Oui, de plus en plus, car il y en a beaucoup qui me le disent. Ce qui me touche, c'est quand des athlètes me disent "à un moment, ça a été compliqué pour moi, et ton histoire m'a aidé à passer un cap, à rebondir". Si mon parcours peut les aider à revenir tant mieux, c'est le but du sport, c'est comme ça que je perçois le sport. C'est du partage. Et le partage, c'est le plus important dans le sport.

Davantage dans l'envie d'en profiter


Pensiez-vous que votre retour au plus haut niveau soit si rapide, moins de deux ans après avoir accouché de votre deuxième fille ?
Il est plus rapide que la première fois parce que j'ai l'expérience de la première qui m'a été utile pour ma deuxième grossesse. Mais je ne pars pas du même niveau non plus, j'avais progressé entre-temps donc je pense que j'ai plus confiance en moi et en cette capacité de revenir. Sans oublier que j'ai déjà quelques médailles et quoi qu'il en soit, on ne me les enlèvera pas ! Donc je suis davantage dans l'envie de profiter.
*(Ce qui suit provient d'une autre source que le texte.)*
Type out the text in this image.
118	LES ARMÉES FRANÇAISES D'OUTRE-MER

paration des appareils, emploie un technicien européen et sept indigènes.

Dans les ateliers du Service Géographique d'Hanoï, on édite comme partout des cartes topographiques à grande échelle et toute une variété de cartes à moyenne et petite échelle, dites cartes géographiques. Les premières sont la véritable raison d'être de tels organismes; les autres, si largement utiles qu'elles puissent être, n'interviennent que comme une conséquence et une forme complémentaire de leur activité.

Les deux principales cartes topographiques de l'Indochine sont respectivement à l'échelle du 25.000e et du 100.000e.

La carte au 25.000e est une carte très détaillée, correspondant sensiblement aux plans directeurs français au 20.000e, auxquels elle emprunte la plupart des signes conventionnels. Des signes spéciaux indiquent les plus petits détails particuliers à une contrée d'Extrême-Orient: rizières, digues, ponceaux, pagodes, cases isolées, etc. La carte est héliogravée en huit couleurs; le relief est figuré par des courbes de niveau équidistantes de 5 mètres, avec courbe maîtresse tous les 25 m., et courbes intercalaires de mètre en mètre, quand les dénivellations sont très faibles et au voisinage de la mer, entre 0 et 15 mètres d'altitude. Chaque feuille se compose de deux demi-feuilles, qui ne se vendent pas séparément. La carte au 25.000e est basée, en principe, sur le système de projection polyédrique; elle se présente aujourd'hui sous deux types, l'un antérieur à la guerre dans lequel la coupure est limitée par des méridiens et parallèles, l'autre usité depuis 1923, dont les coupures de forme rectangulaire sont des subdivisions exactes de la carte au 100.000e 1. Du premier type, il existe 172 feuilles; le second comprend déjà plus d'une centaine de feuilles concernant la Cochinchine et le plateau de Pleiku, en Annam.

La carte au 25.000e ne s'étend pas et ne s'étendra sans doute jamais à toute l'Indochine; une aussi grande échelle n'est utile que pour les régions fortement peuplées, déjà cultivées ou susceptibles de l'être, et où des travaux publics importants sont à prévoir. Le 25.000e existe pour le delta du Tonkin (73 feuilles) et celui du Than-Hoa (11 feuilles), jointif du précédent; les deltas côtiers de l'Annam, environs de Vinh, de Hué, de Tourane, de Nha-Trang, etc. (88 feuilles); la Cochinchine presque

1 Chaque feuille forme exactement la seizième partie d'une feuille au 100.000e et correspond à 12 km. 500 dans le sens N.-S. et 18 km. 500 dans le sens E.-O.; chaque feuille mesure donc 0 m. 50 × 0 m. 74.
Que ressentez-vous à l'idée de participer à vos 6e Jeux Olympiques ?
Clairement, je pourrais en faire dix que ce sera toujours les mêmes émotions ! C'est un moment à part qui ne ressemble à aucun autre et sur les cinq JO déjà vécus, les souvenirs sont différents à chaque fois, avec des émotions différentes à chaque fois et je sais que ce sera encore le cas à Tokyo. Il y a de l‘impatience forcément, parce que c'est aussi la récompense pour un athlète, on attend depuis quatre ans, donc depuis que je suis montée sur le podium à Rio, j'ai un peu cette envie dans la tête...

Avez-vous défini votre programme jusqu'aux JO ?
Oui, je ferai la Coupe d'Europe, au Portugal, le week-end du 21 mars et après les compétitions, je serai en stage du 8 au 20 avril, en Afrique du sud, pour un stage avec l'équipe de France. Ensuite, les compétitions vont reprendre début mai pour la saison estivale, notamment avec les Interclubs.